A former official in charge of regulating a massive waste dump that collapsed in the southern Chinese city of Shenzhen has killed himself, local police said Monday.
The former director of the Urban District Administrative Enforcement Bureau in the city’s Guangming district where the landslide disaster took place December 20, jumped off a residential building Sunday night, the Shenzhen Nanshan District public security bureau said on its official Weibo social media account.
Police only identified him by his family name Xu but Caixin, an influential financial magazine identified the official as Xu Yuan’an.
Police and state media have not said whether Xu had been directly responsible for authorizing the dump.
In a statement posted on its official Weibo page, the Shenzen Public Security Bureau said the police had taken what they call “compulsory measures” against 12 people who should be held responsible for the landslide, including executives of the facility.
State broadcaster CCTV said they had been detained.
No natural disaster
A search of the Shenzhen Guangming District Government website suggested Xu was still director in July 2015 and local media reported that his bureau had approved the waste dump.

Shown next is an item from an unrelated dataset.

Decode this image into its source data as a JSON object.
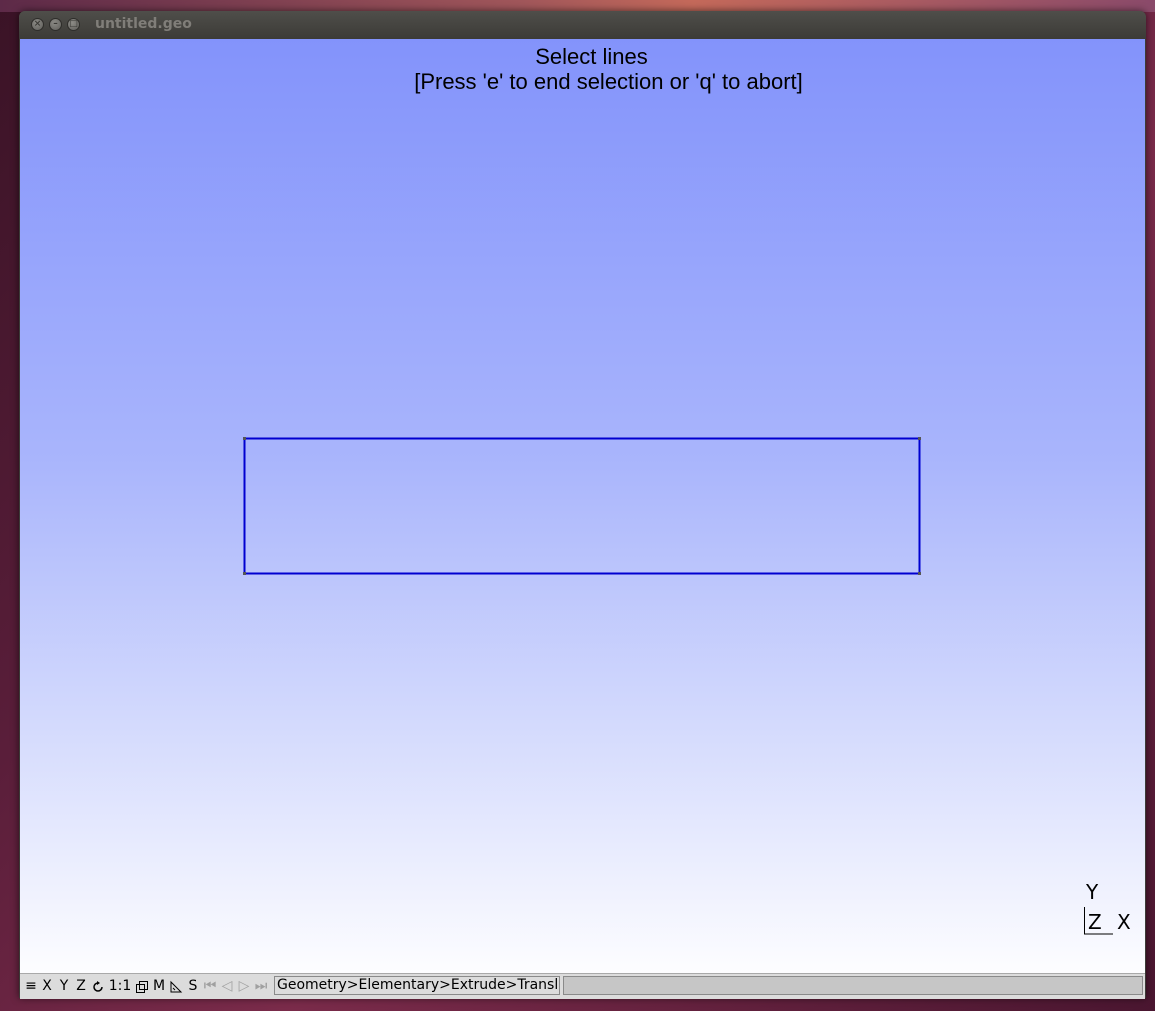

Authorities have said that the mountain of construction debris, which swallowed 33 buildings when it collapsed, was a result of safety violations — not a natural disaster.
“Those responsible for the incident will be seriously punished in accordance with laws and regulations,” a state investigation team said Friday.
As of Sunday, rescue crews had pulled out four bodies after the landslide. More than 70 people are still missing.
Rescue effort involves thousands
A massive rescue effort involving 4,000 people has been underway since the landslide, with hopes dimming daily.
Excavators have been working to clear the rubble, dwarfed by the sheer scale of the landslide. It covered 380,000 square meters (94 acres) — or around 60 football fields.
Densely packed with few air pockets, the mud and debris were piled four stories tall in some places. In addition to toppled buildings, the landslide also ruptured a gas pipeline, complicating clearance efforts.
The company in charge of the waste dump’s construction purportedly raised safety concerns in a January report filed with the municipal government, according to the state-run Legal Evening News. In the report, it said new waste dumps are “urgently” needed.
Local residents told Xinhua that hundreds of trucks carrying construction waste used to dump trash into the pile every day. A security guard working in a factory in the area told Xinhua that a 250-yuan ($38) fee was charged per truck.